Top down of bottom up? Beiden moeten en mogen er zijn: Het ene is soms democratischer dan het ander, en een waakzaam oog en visionaire blik vanuit de overheid is toch niet zo verkeerd. Zou dat de reële slotsom kunnen zijn?

Op 16 maart 2016 organiseert FASadE het Architectuurcafé ‘De contramal van Burgerparticipatie’ met diverse sprekers. Zie tzt www.fasade.nl en de aankondigingen via de nieuwsbrief van FASadE.

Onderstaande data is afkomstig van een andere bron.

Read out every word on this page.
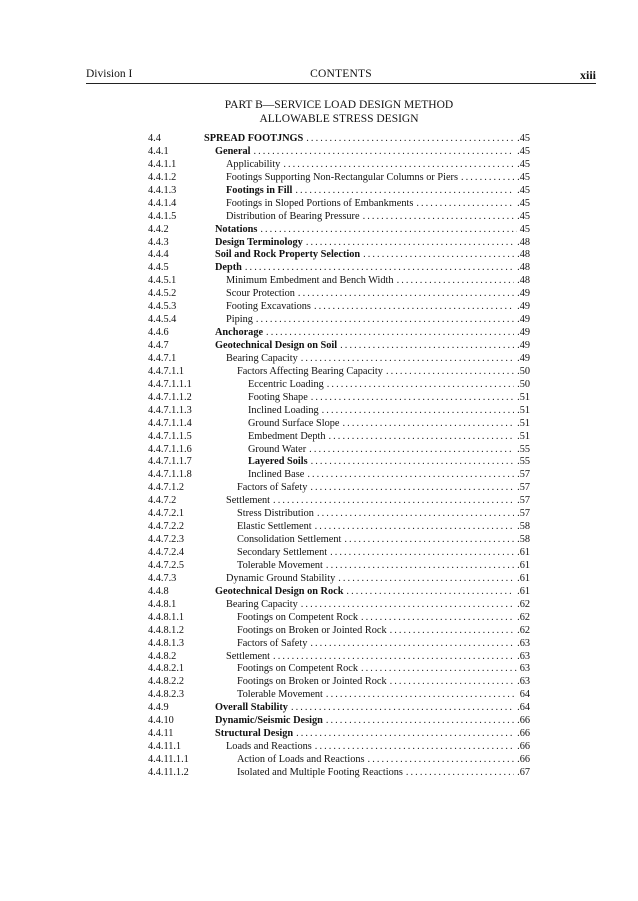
Division I	CONTENTS	xiii
PART B—SERVICE LOAD DESIGN METHOD
ALLOWABLE STRESS DESIGN
4.4	SPREAD FOOTJNGS . . .	.45
4.4.1	General . . .	.45
4.4.1.1	Applicability . . .	.45
4.4.1.2	Footings Supporting Non-Rectangular Columns or Piers . . .	.45
4.4.1.3	Footings in Fill . . .	.45
4.4.1.4	Footings in Sloped Portions of Embankments . . .	.45
4.4.1.5	Distribution of Bearing Pressure . . .	.45
4.4.2	Notations . . .	45
4.4.3	Design Terminology . . .	.48
4.4.4	Soil and Rock Property Selection . . .	.48
4.4.5	Depth . . .	.48
4.4.5.1	Minimum Embedment and Bench Width . . .	.48
4.4.5.2	Scour Protection . . .	.49
4.4.5.3	Footing Excavations . . .	.49
4.4.5.4	Piping . . .	.49
4.4.6	Anchorage . . .	.49
4.4.7	Geotechnical Design on Soil . . .	.49
4.4.7.1	Bearing Capacity . . .	.49
4.4.7.1.1	Factors Affecting Bearing Capacity . . .	.50
4.4.7.1.1.1	Eccentric Loading . . .	.50
4.4.7.1.1.2	Footing Shape . . .	.51
4.4.7.1.1.3	Inclined Loading . . .	.51
4.4.7.1.1.4	Ground Surface Slope . . .	.51
4.4.7.1.1.5	Embedment Depth . . .	.51
4.4.7.1.1.6	Ground Water . . .	.55
4.4.7.1.1.7	Layered Soils . . .	.55
4.4.7.1.1.8	Inclined Base . . .	.57
4.4.7.1.2	Factors of Safety . . .	.57
4.4.7.2	Settlement . . .	.57
4.4.7.2.1	Stress Distribution . . .	.57
4.4.7.2.2	Elastic Settlement . . .	.58
4.4.7.2.3	Consolidation Settlement . . .	.58
4.4.7.2.4	Secondary Settlement . . .	.61
4.4.7.2.5	Tolerable Movement . . .	.61
4.4.7.3	Dynamic Ground Stability . . .	.61
4.4.8	Geotechnical Design on Rock . . .	.61
4.4.8.1	Bearing Capacity . . .	.62
4.4.8.1.1	Footings on Competent Rock . . .	.62
4.4.8.1.2	Footings on Broken or Jointed Rock . . .	.62
4.4.8.1.3	Factors of Safety . . .	.63
4.4.8.2	Settlement . . .	.63
4.4.8.2.1	Footings on Competent Rock . . .	63
4.4.8.2.2	Footings on Broken or Jointed Rock . . .	.63
4.4.8.2.3	Tolerable Movement . . .	64
4.4.9	Overall Stability . . .	.64
4.4.10	Dynamic/Seismic Design . . .	.66
4.4.11	Structural Design . . .	.66
4.4.11.1	Loads and Reactions . . .	.66
4.4.11.1.1	Action of Loads and Reactions . . .	.66
4.4.11.1.2	Isolated and Multiple Footing Reactions . . .	.67
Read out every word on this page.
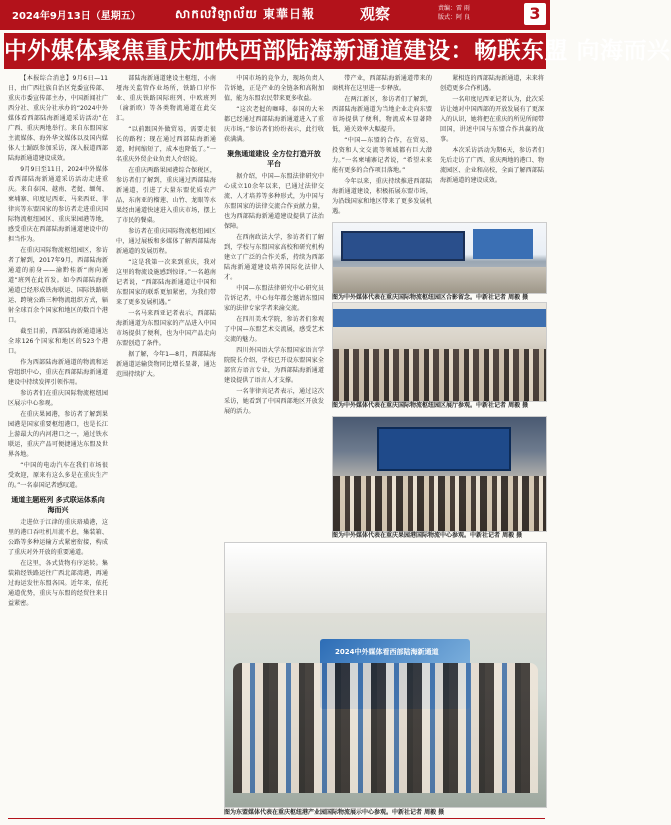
2024年9月13日（星期五）	សាកលវិទ្យាល័យ 東華日報	观察	责编：雷 雨
版式：阿 良	3
中外媒体聚焦重庆加快西部陆海新通道建设：畅联东盟 向海而兴

【本报综合消息】9月6日—11日，由广西壮族自治区党委宣传部、重庆市委宣传部主办，中国新闻社广西分社、重庆分社承办的“2024中外媒体看西部陆海新通道采访活动”在广西、重庆两地举行。来自东盟国家主流媒体、海外华文媒体以及国内媒体人士踊跃参加采访，深入报道西部陆海新通道建设成效。

9月9日至11日，2024中外媒体看西部陆海新通道采访活动走进重庆。来自泰国、越南、老挝、缅甸、柬埔寨、印度尼西亚、马来西亚、菲律宾等东盟国家的参访者走进重庆国际物流枢纽园区、重庆果园港等地，感受重庆在西部陆海新通道建设中的担当作为。

在重庆国际物流枢纽园区，参访者了解到，2017年9月，西部陆海新通道的前身——渝黔桂新“南向通道”班列在此首发。如今西部陆海新通道已经形成铁海联运、国际铁路联运、跨境公路三种物流组织方式，辐射全球百余个国家和地区的数百个港口。

截至目前，西部陆海新通道通达全球126个国家和地区的523个港口。

作为西部陆海新通道的物流和运营组织中心，重庆在西部陆海新通道建设中持续发挥引领作用。

参访者们在重庆国际物流枢纽园区展示中心参观。

在重庆果园港，参访者了解到果园港是国家重要枢纽港口，也是长江上游最大的内河港口之一，通过铁水联运，重庆产品可便捷通达东盟及世界各地。

“中国的电动汽车在我们市场很受欢迎，原来有这么多是在重庆生产的。”一名泰国记者感叹道。

通道主题班列 多式联运体系向海而兴

走进位于江津的重庆珞璜港，这里的港口吞吐机川流不息，集装箱、公路等多种运输方式紧密衔接，构成了重庆对外开放的重要通道。

在这里，各式货物有序运转。集装箱经铁路运往广西北部湾港，再通过海运发往东盟各国。近年来，依托通道优势，重庆与东盟的经贸往来日益紧密。

部陆海新通道建设主枢纽，小南垭海关监管作业场所，铁路口岸作业、重庆铁路国际班列、中欧班列（渝新欧）等各类物流通道在此交汇。

“以前跟国外做贸易，需要走很长的路程；现在通过西部陆海新通道，时间缩短了，成本也降低了。”一名重庆外贸企业负责人介绍说。

在重庆两路果园港综合保税区，参访者们了解到，重庆通过西部陆海新通道，引进了大量东盟优质农产品，东南亚的榴莲、山竹、龙眼等水果经由通道快速进入重庆市场，摆上了市民的餐桌。

参访者在重庆国际物流枢纽园区中，通过展板和多媒体了解西部陆海新通道的发展历程。

“这是我第一次来到重庆，我对这里的物流设施感到惊讶。”一名越南记者说，“西部陆海新通道让中国和东盟国家的联系更加紧密，为我们带来了更多发展机遇。”

一名马来西亚记者表示，西部陆海新通道为东盟国家的产品进入中国市场提供了便利，也为中国产品走向东盟创造了条件。

据了解，今年1—8月，西部陆海新通道运输货物同比增长显著，通达范围持续扩大。

中国市场的竞争力，现场负责人告诉她，正是产业的全链条和高附加值，能为东盟农民带来更多收益。

“这次老挝的咖啡、泰国的大米都已经通过西部陆海新通道进入了重庆市场。”参访者们纷纷表示，此行收获满满。

聚焦通道建设 全方位打造开放平台

据介绍，中国—东盟法律研究中心成立10余年以来，已通过法律交流、人才培养等多种形式，为中国与东盟国家的法律交流合作贡献力量，也为西部陆海新通道建设提供了法治保障。

在西南政法大学，参访者们了解到，学校与东盟国家高校和研究机构建立了广泛的合作关系，持续为西部陆海新通道建设培养国际化法律人才。

中国—东盟法律研究中心研究员告诉记者，中心每年都会邀请东盟国家的法律专家学者来渝交流。

在四川美术学院，参访者们参观了中国—东盟艺术交流展，感受艺术交流的魅力。

四川外国语大学东盟国家语言学院院长介绍，学校已开设东盟国家全部官方语言专业，为西部陆海新通道建设提供了语言人才支撑。

一名菲律宾记者表示，通过这次采访，她看到了中国西部地区开放发展的活力。

带产业，西部陆海新通道带来的商机将在这里进一步释放。

在两江新区，参访者们了解到，西部陆海新通道为当地企业走向东盟市场提供了便利，物流成本显著降低，通关效率大幅提升。

“中国—东盟的合作，在贸易、投资和人文交流等领域都有巨大潜力。”一名柬埔寨记者说，“希望未来能有更多的合作项目落地。”

今年以来，重庆持续推进西部陆海新通道建设，积极拓展东盟市场，为沿线国家和地区带来了更多发展机遇。

紧相连的西部陆海新通道，未来将创造更多合作机遇。

一名印度尼西亚记者认为，此次采访让她对中国西部的开放发展有了更深入的认识，她将把在重庆的所见所闻带回国，讲述中国与东盟合作共赢的故事。

本次采访活动为期6天，参访者们先后走访了广西、重庆两地的港口、物流园区、企业和高校，全面了解西部陆海新通道的建设成效。

图为中外媒体代表在重庆国际物流枢纽园区合影留念。中新社记者 周毅 摄
图为中外媒体代表在重庆国际物流枢纽园区展厅参观。中新社记者 周毅 摄
图为中外媒体代表在重庆果园港国际物流中心参观。中新社记者 周毅 摄
2024中外媒体看西部陆海新通道
图为东盟媒体代表在重庆枢纽港产业园国际物流展示中心参观。中新社记者 周毅 摄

Johanna van der Werff, 8 – 12 – 2015

Delen
9 december 20151 Comment
  • Lia Bouma says:

    Ik vind het een goede slotsom, Johanna. Nog beter is samen te werken vanaf de start, zoals we als ambassadeurs van Het Nieuwe Samenwerken nog steeds promoten. En dan op basis van Gelijkwaardigheid, Respect, Persoonlijk Contact en Vertrouwen, de vier kernwaarden die destijds Nationale Ombudsman Alexander Brenninkmeijer ons meegaf. In elk proces komen we deze vier weer tegen als belangrijke pijlers.